Sinval Araújo: A não institucionalidade é um elemento central para entender o Brasil, e está ligada à nossa formação como capitalismo periférico. A gente nunca conseguiu ter um exército de trabalho formalizado, então parte da população sempre teve que dar um jeitinho, sobreviver à margem do Estado.

A chegada de Getúlio [Vargas] ao poder 1930; a tentativa de um golpe constitucionalista em 1932; o Estado Novo, em 1937; o suicídio de Vargas, em 1954; o golpe militar, em 1964; o “golpe dentro do golpe”, pela linha mais dura do Exército, em 1967. Em todos esses eventos, há um feixe de autoritarismo, que se revela na forma de se tratar o pobre, o negro.

Nossa polícia sempre foi extremamente autoritária contra a “ralé” social e os grupos desprivilegiados, como parte de uma agenda política.

No bolsonarismo, também há um elemento de recriação da realidade. Ele aglutina em torno de si uma série de conservadorismos que estavam “espalhados” na sociedade brasileira: o militarismo, o neopentecostalismo, as reações às pautas identitárias – sobretudo, LGBT. Não à toa, ganhou força no discurso anti-PT o chamado “kit gay”.

O bolsonarismo não deve entendido como exceção – como se houvesse um fio condutor da história que nos levaria à felicidade, e Bolsonaro estaria nos atrapalhando nesse percurso. Eu me permito recuperar o pensamento de Paulo Arantes e afirmar que essa “exceção” talvez seja a nossa forma de ser e existir como Brasil. Não se trata, portanto, de um empecilho que vamos resolver com um processo eleitoral.

Se não entendemos isso, corremos o risco de achar que, em 2022, o Brasil voltará a ser um paraíso – e não refletimos devidamente sobre os erros que permitiram a vitória de Bolsonaro em 2018.

O bolsonarismo não são só as fake news que manipularam a população. Ele tem substrato na realidade concreta, na vida das pessoas. A gente não pode negar o alcance dessas ideias e que muitas vezes elas têm ressonância entre as camadas mais pobres.

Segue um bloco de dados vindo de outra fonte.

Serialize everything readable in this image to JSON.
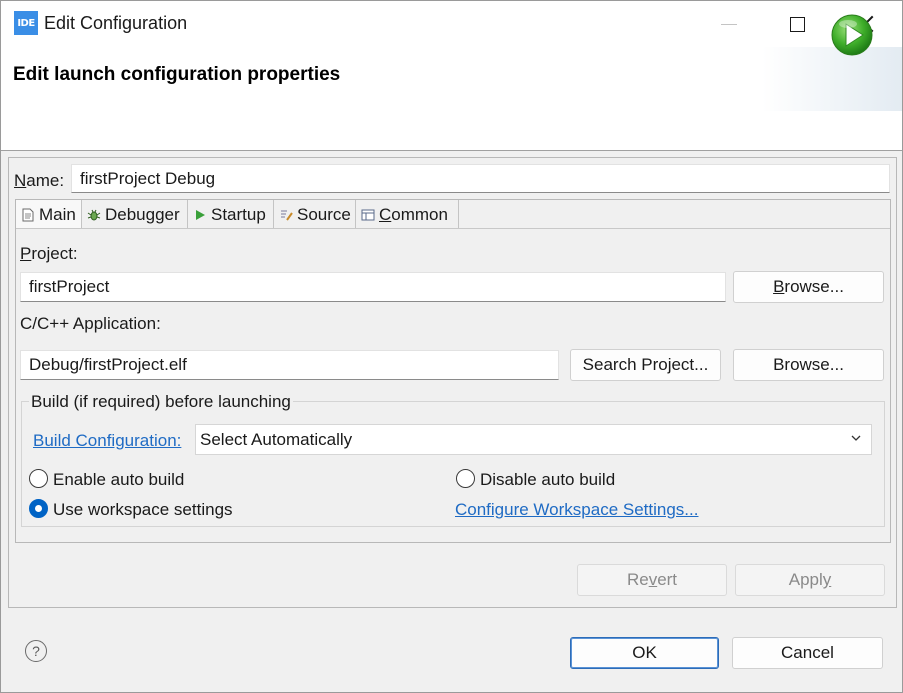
{
  "window": {
    "app_icon_text": "IDE",
    "title": "Edit Configuration"
  },
  "header": {
    "title": "Edit launch configuration properties"
  },
  "name": {
    "label": "Name:",
    "value": "firstProject Debug"
  },
  "tabs": [
    {
      "label": "Main",
      "icon": "document-icon",
      "active": true
    },
    {
      "label": "Debugger",
      "icon": "bug-icon",
      "active": false
    },
    {
      "label": "Startup",
      "icon": "play-arrow-icon",
      "active": false
    },
    {
      "label": "Source",
      "icon": "source-icon",
      "active": false
    },
    {
      "label": "Common",
      "icon": "common-icon",
      "active": false
    }
  ],
  "main": {
    "project_label": "Project:",
    "project_value": "firstProject",
    "project_browse": "Browse...",
    "app_label": "C/C++ Application:",
    "app_value": "Debug/firstProject.elf",
    "search_project": "Search Project...",
    "app_browse": "Browse..."
  },
  "build": {
    "group_title": "Build (if required) before launching",
    "config_link": "Build Configuration:",
    "config_value": "Select Automatically",
    "enable_auto": "Enable auto build",
    "disable_auto": "Disable auto build",
    "use_workspace": "Use workspace settings",
    "configure_link": "Configure Workspace Settings...",
    "selected": "use_workspace"
  },
  "actions": {
    "revert": "Revert",
    "apply": "Apply",
    "ok": "OK",
    "cancel": "Cancel"
  },
  "colors": {
    "accent": "#0063c5",
    "link": "#1f6bc4"
  }
}
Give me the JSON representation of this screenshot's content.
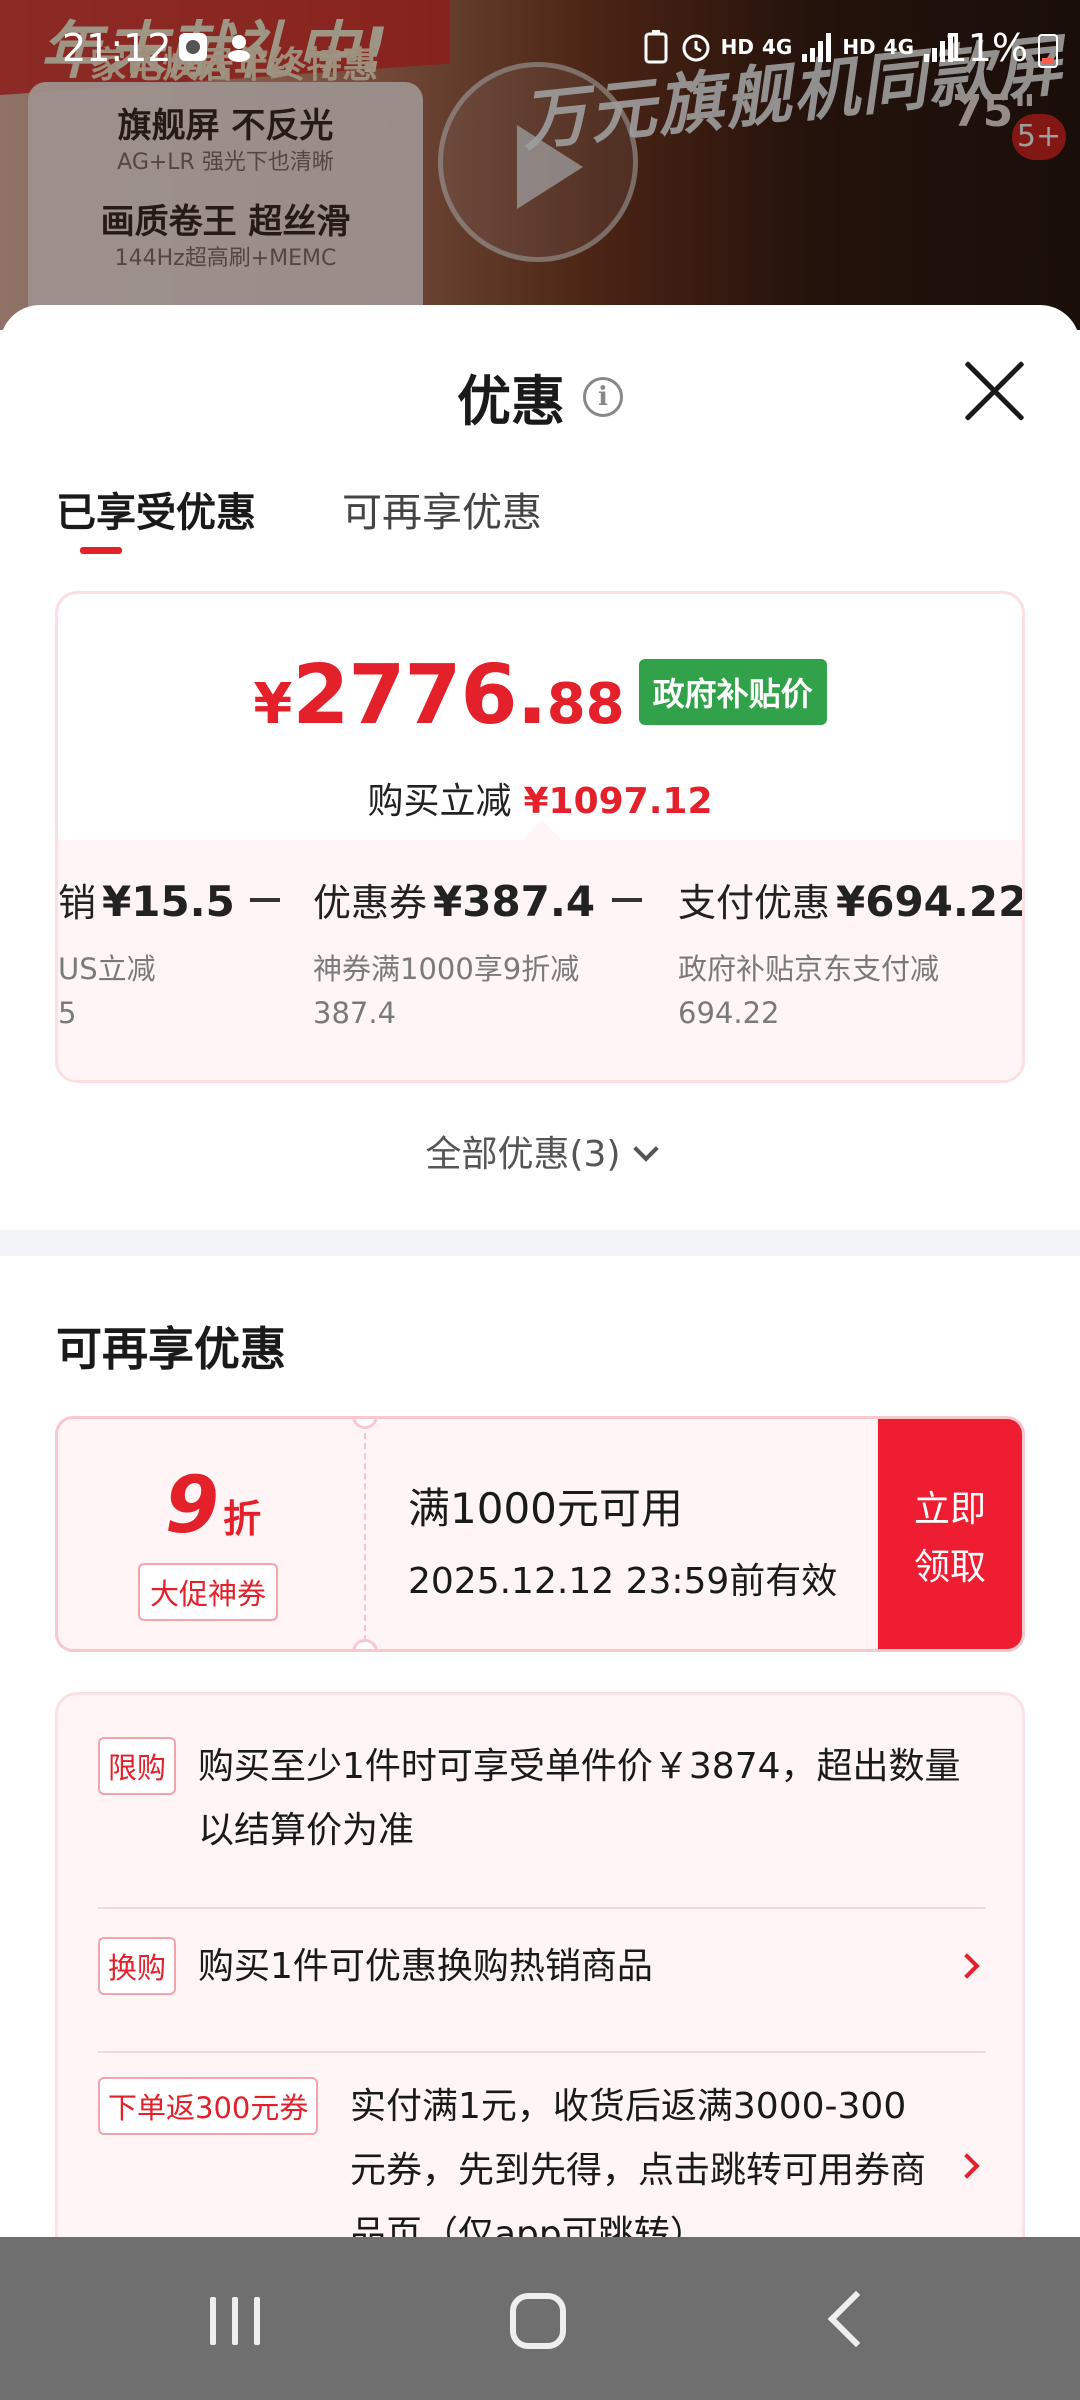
{
  "status_bar": {
    "time": "21:12",
    "network_label_1": "HD",
    "network_type_1": "4G",
    "network_label_2": "HD",
    "network_type_2": "4G",
    "battery": "11%"
  },
  "background": {
    "ribbon_text": "年末献礼中!",
    "ribbon_sub": "家电焕居年终特惠",
    "feature_1_title": "旗舰屏 不反光",
    "feature_1_sub": "AG+LR 强光下也清晰",
    "feature_2_title": "画质卷王 超丝滑",
    "feature_2_sub": "144Hz超高刷+MEMC",
    "slogan": "万元旗舰机同款屏",
    "size": "75\"",
    "badge": "5+"
  },
  "sheet": {
    "title": "优惠",
    "info_glyph": "i",
    "tabs": [
      {
        "label": "已享受优惠",
        "active": true
      },
      {
        "label": "可再享优惠",
        "active": false
      }
    ]
  },
  "price_card": {
    "currency": "¥",
    "price_int": "2776.",
    "price_dec": "88",
    "gov_tag": "政府补贴价",
    "saving_label": "购买立减",
    "saving_value": "¥1097.12",
    "breakdown": [
      {
        "title": "销",
        "amount": "¥15.5",
        "desc_1": "US立减",
        "desc_2": "5"
      },
      {
        "title": "优惠券",
        "amount": "¥387.4",
        "desc_1": "神券满1000享9折减",
        "desc_2": "387.4"
      },
      {
        "title": "支付优惠",
        "amount": "¥694.22",
        "desc_1": "政府补贴京东支付减",
        "desc_2": "694.22"
      }
    ]
  },
  "all_offers": "全部优惠(3)",
  "more_section": {
    "title": "可再享优惠",
    "coupon": {
      "discount": "9",
      "unit": "折",
      "tag": "大促神券",
      "condition": "满1000元可用",
      "validity": "2025.12.12 23:59前有效",
      "claim_line_1": "立即",
      "claim_line_2": "领取"
    },
    "promos": [
      {
        "tag": "限购",
        "text": "购买至少1件时可享受单件价￥3874，超出数量以结算价为准"
      },
      {
        "tag": "换购",
        "text": "购买1件可优惠换购热销商品"
      },
      {
        "tag": "下单返300元券",
        "text": "实付满1元，收货后返满3000-300元券，先到先得，点击跳转可用券商品页（仅app可跳转）"
      }
    ]
  },
  "colors": {
    "accent_red": "#e4202a",
    "gov_green": "#31a24a",
    "claim_red": "#ef1d32"
  }
}
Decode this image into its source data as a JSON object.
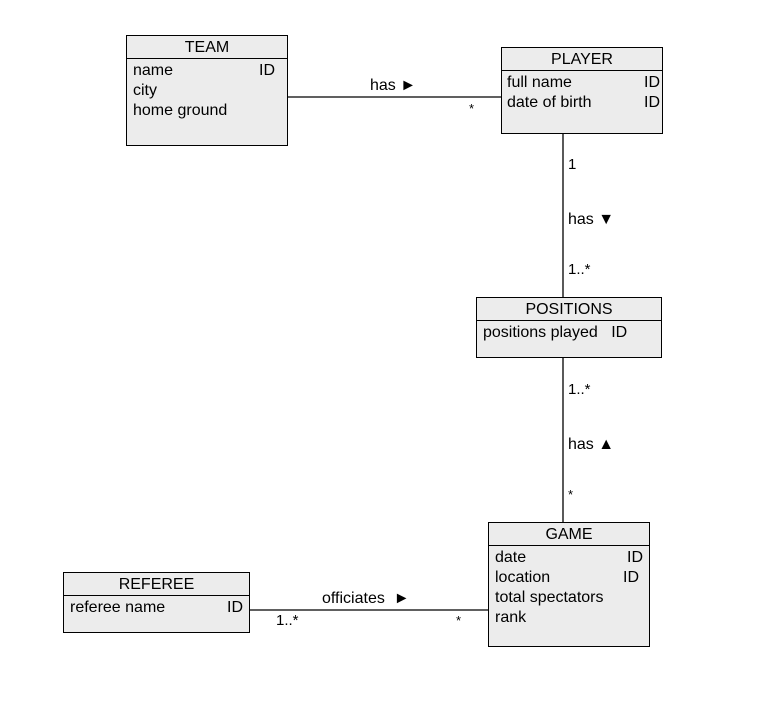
{
  "entities": {
    "team": {
      "name": "TEAM",
      "attributes": [
        {
          "name": "name",
          "key": "ID"
        },
        {
          "name": "city",
          "key": ""
        },
        {
          "name": "home ground",
          "key": ""
        }
      ]
    },
    "player": {
      "name": "PLAYER",
      "attributes": [
        {
          "name": "full name",
          "key": "ID"
        },
        {
          "name": "date of birth",
          "key": "ID"
        }
      ]
    },
    "positions": {
      "name": "POSITIONS",
      "attributes": [
        {
          "name": "positions played",
          "key": "ID"
        }
      ]
    },
    "game": {
      "name": "GAME",
      "attributes": [
        {
          "name": "date",
          "key": "ID"
        },
        {
          "name": "location",
          "key": "ID"
        },
        {
          "name": "total spectators",
          "key": ""
        },
        {
          "name": "rank",
          "key": ""
        }
      ]
    },
    "referee": {
      "name": "REFEREE",
      "attributes": [
        {
          "name": "referee name",
          "key": "ID"
        }
      ]
    }
  },
  "relationships": {
    "team_player": {
      "label": "has ►",
      "from": "TEAM",
      "to": "PLAYER",
      "from_mult": "",
      "to_mult": "*"
    },
    "player_positions": {
      "label": "has ▼",
      "from": "PLAYER",
      "to": "POSITIONS",
      "from_mult": "1",
      "to_mult": "1..*"
    },
    "positions_game": {
      "label": "has ▲",
      "from": "POSITIONS",
      "to": "GAME",
      "from_mult": "1..*",
      "to_mult": "*"
    },
    "referee_game": {
      "label": "officiates  ►",
      "from": "REFEREE",
      "to": "GAME",
      "from_mult": "1..*",
      "to_mult": "*"
    }
  }
}
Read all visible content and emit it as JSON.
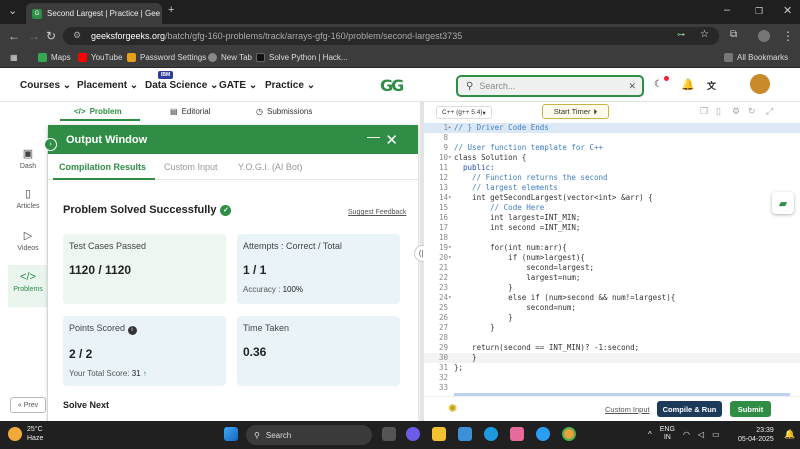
{
  "browser": {
    "tab_title": "Second Largest | Practice | Gee",
    "new_tab_symbol": "+",
    "url_domain": "geeksforgeeks.org",
    "url_path": "/batch/gfg-160-problems/track/arrays-gfg-160/problem/second-largest3735",
    "bookmarks": [
      "Maps",
      "YouTube",
      "Password Settings",
      "New Tab",
      "Solve Python | Hack..."
    ],
    "all_bookmarks": "All Bookmarks"
  },
  "site": {
    "menu": [
      "Courses",
      "Placement",
      "Data Science",
      "GATE",
      "Practice"
    ],
    "ibm_badge": "IBM",
    "logo": "GG",
    "search_placeholder": "Search..."
  },
  "problem_tabs": [
    "Problem",
    "Editorial",
    "Submissions"
  ],
  "sidebar": {
    "items": [
      "Dash",
      "Articles",
      "Videos",
      "Problems"
    ],
    "prev": "« Prev"
  },
  "output": {
    "title": "Output Window",
    "tabs": [
      "Compilation Results",
      "Custom Input",
      "Y.O.G.I. (AI Bot)"
    ],
    "status": "Problem Solved Successfully",
    "feedback": "Suggest Feedback",
    "cards": {
      "test_cases_label": "Test Cases Passed",
      "test_cases_value": "1120 / 1120",
      "attempts_label": "Attempts : Correct / Total",
      "attempts_value": "1 / 1",
      "accuracy_label": "Accuracy :",
      "accuracy_value": "100%",
      "points_label": "Points Scored",
      "points_value": "2 / 2",
      "total_score_label": "Your Total Score:",
      "total_score_value": "31",
      "time_label": "Time Taken",
      "time_value": "0.36"
    },
    "solve_next": "Solve Next"
  },
  "editor": {
    "language": "C++ (g++ 5.4)",
    "timer": "Start Timer",
    "code_lines": [
      {
        "n": "1",
        "t": "// } Driver Code Ends"
      },
      {
        "n": "8",
        "t": ""
      },
      {
        "n": "9",
        "t": "// User function template for C++"
      },
      {
        "n": "10",
        "t": "class Solution {"
      },
      {
        "n": "11",
        "t": "  public:"
      },
      {
        "n": "12",
        "t": "    // Function returns the second"
      },
      {
        "n": "13",
        "t": "    // largest elements"
      },
      {
        "n": "14",
        "t": "    int getSecondLargest(vector<int> &arr) {"
      },
      {
        "n": "15",
        "t": "        // Code Here"
      },
      {
        "n": "16",
        "t": "        int largest=INT_MIN;"
      },
      {
        "n": "17",
        "t": "        int second =INT_MIN;"
      },
      {
        "n": "18",
        "t": ""
      },
      {
        "n": "19",
        "t": "        for(int num:arr){"
      },
      {
        "n": "20",
        "t": "            if (num>largest){"
      },
      {
        "n": "21",
        "t": "                second=largest;"
      },
      {
        "n": "22",
        "t": "                largest=num;"
      },
      {
        "n": "23",
        "t": "            }"
      },
      {
        "n": "24",
        "t": "            else if (num>second && num!=largest){"
      },
      {
        "n": "25",
        "t": "                second=num;"
      },
      {
        "n": "26",
        "t": "            }"
      },
      {
        "n": "27",
        "t": "        }"
      },
      {
        "n": "28",
        "t": ""
      },
      {
        "n": "29",
        "t": "    return(second == INT_MIN)? -1:second;"
      },
      {
        "n": "30",
        "t": "    }"
      },
      {
        "n": "31",
        "t": "};"
      },
      {
        "n": "32",
        "t": ""
      },
      {
        "n": "33",
        "t": ""
      }
    ],
    "custom_input": "Custom Input",
    "compile_run": "Compile & Run",
    "submit": "Submit"
  },
  "taskbar": {
    "temp": "25°C",
    "weather": "Haze",
    "search": "Search",
    "lang1": "ENG",
    "lang2": "IN",
    "time": "23:39",
    "date": "05-04-2025"
  }
}
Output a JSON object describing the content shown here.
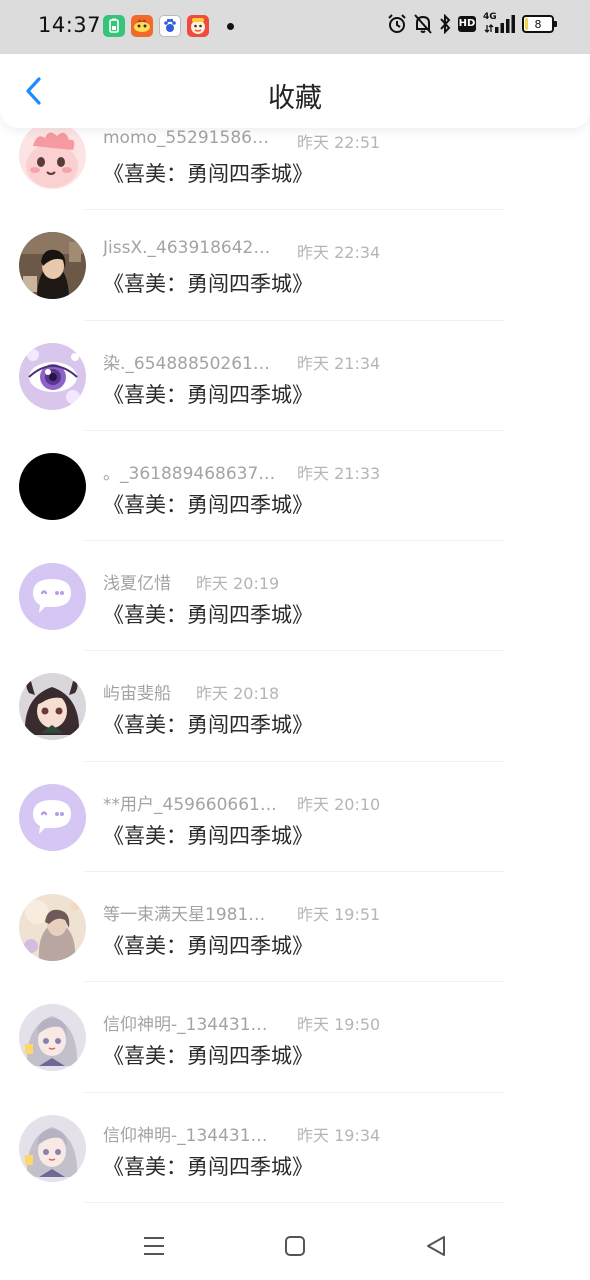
{
  "status_bar": {
    "time": "14:37",
    "network": "4G",
    "hd_label": "HD",
    "battery_level": "8",
    "battery_fraction": 0.08,
    "app_icons": [
      "battery-saver-icon",
      "taobao-icon",
      "baidu-icon",
      "game-icon"
    ]
  },
  "header": {
    "title": "收藏",
    "back_icon": "chevron-left-icon",
    "accent_color": "#1a8cff"
  },
  "items": [
    {
      "name": "momo_55291586…",
      "time": "昨天 22:51",
      "message": "《喜美：勇闯四季城》",
      "avatar": "pink-blob"
    },
    {
      "name": "JissX._463918642…",
      "time": "昨天 22:34",
      "message": "《喜美：勇闯四季城》",
      "avatar": "photo-girl"
    },
    {
      "name": "染._65488850261…",
      "time": "昨天 21:34",
      "message": "《喜美：勇闯四季城》",
      "avatar": "purple-eye"
    },
    {
      "name": "。_361889468637…",
      "time": "昨天 21:33",
      "message": "《喜美：勇闯四季城》",
      "avatar": "black"
    },
    {
      "name": "浅夏亿惜",
      "time": "昨天 20:19",
      "message": "《喜美：勇闯四季城》",
      "avatar": "default-chat"
    },
    {
      "name": "屿宙斐船",
      "time": "昨天 20:18",
      "message": "《喜美：勇闯四季城》",
      "avatar": "anime-girl"
    },
    {
      "name": "**用户_459660661…",
      "time": "昨天 20:10",
      "message": "《喜美：勇闯四季城》",
      "avatar": "default-chat"
    },
    {
      "name": "等一束满天星1981…",
      "time": "昨天 19:51",
      "message": "《喜美：勇闯四季城》",
      "avatar": "soft-photo"
    },
    {
      "name": "信仰神明-_134431…",
      "time": "昨天 19:50",
      "message": "《喜美：勇闯四季城》",
      "avatar": "anime-silver"
    },
    {
      "name": "信仰神明-_134431…",
      "time": "昨天 19:34",
      "message": "《喜美：勇闯四季城》",
      "avatar": "anime-silver"
    }
  ],
  "nav_bar": {
    "menu_icon": "menu-icon",
    "home_icon": "home-square-icon",
    "back_icon": "back-triangle-icon"
  }
}
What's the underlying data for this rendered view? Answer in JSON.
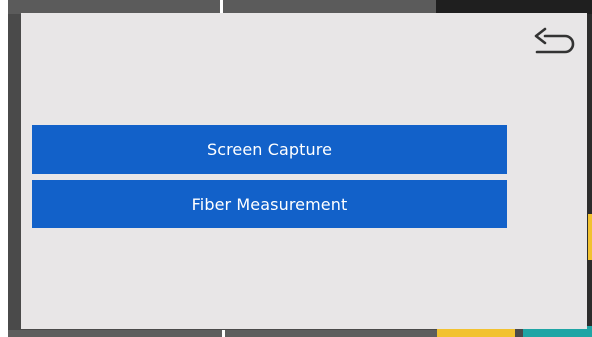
{
  "modal": {
    "back_icon": "return-arrow-icon",
    "buttons": [
      {
        "label": "Screen Capture"
      },
      {
        "label": "Fiber Measurement"
      }
    ]
  },
  "colors": {
    "modal_background": "#e8e6e7",
    "button_background": "#1261c9",
    "button_text": "#ffffff",
    "icon_color": "#333333"
  }
}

Bolsonaro capitaneou certos debates que setores progressistas nunca conseguiram. Por exemplo, o da violência urbana, que todos os dias mata uma quantidade enorme de pessoas negras, de policiais.

Fabio Baldaia: A institucionalidade brasileira sempre foi extremamente excludente, e os processos históricos, conduzidos pelas elites, “por cima”. Desde a República, que foi um golpe militar, passando pela República Velha, com poder concentrado entre as oligarquias.

Autoritarismo e desigualdade atravessam nossa história. Nos últimos 15 anos, ela diminuiu um pouco, mas a mudança foi muito sutil.

Milhões de pessoas continuaram tendo que se virar economicamente, recriando suas representações, sua maneira de ver a realidade, à margem do que é considerado certo.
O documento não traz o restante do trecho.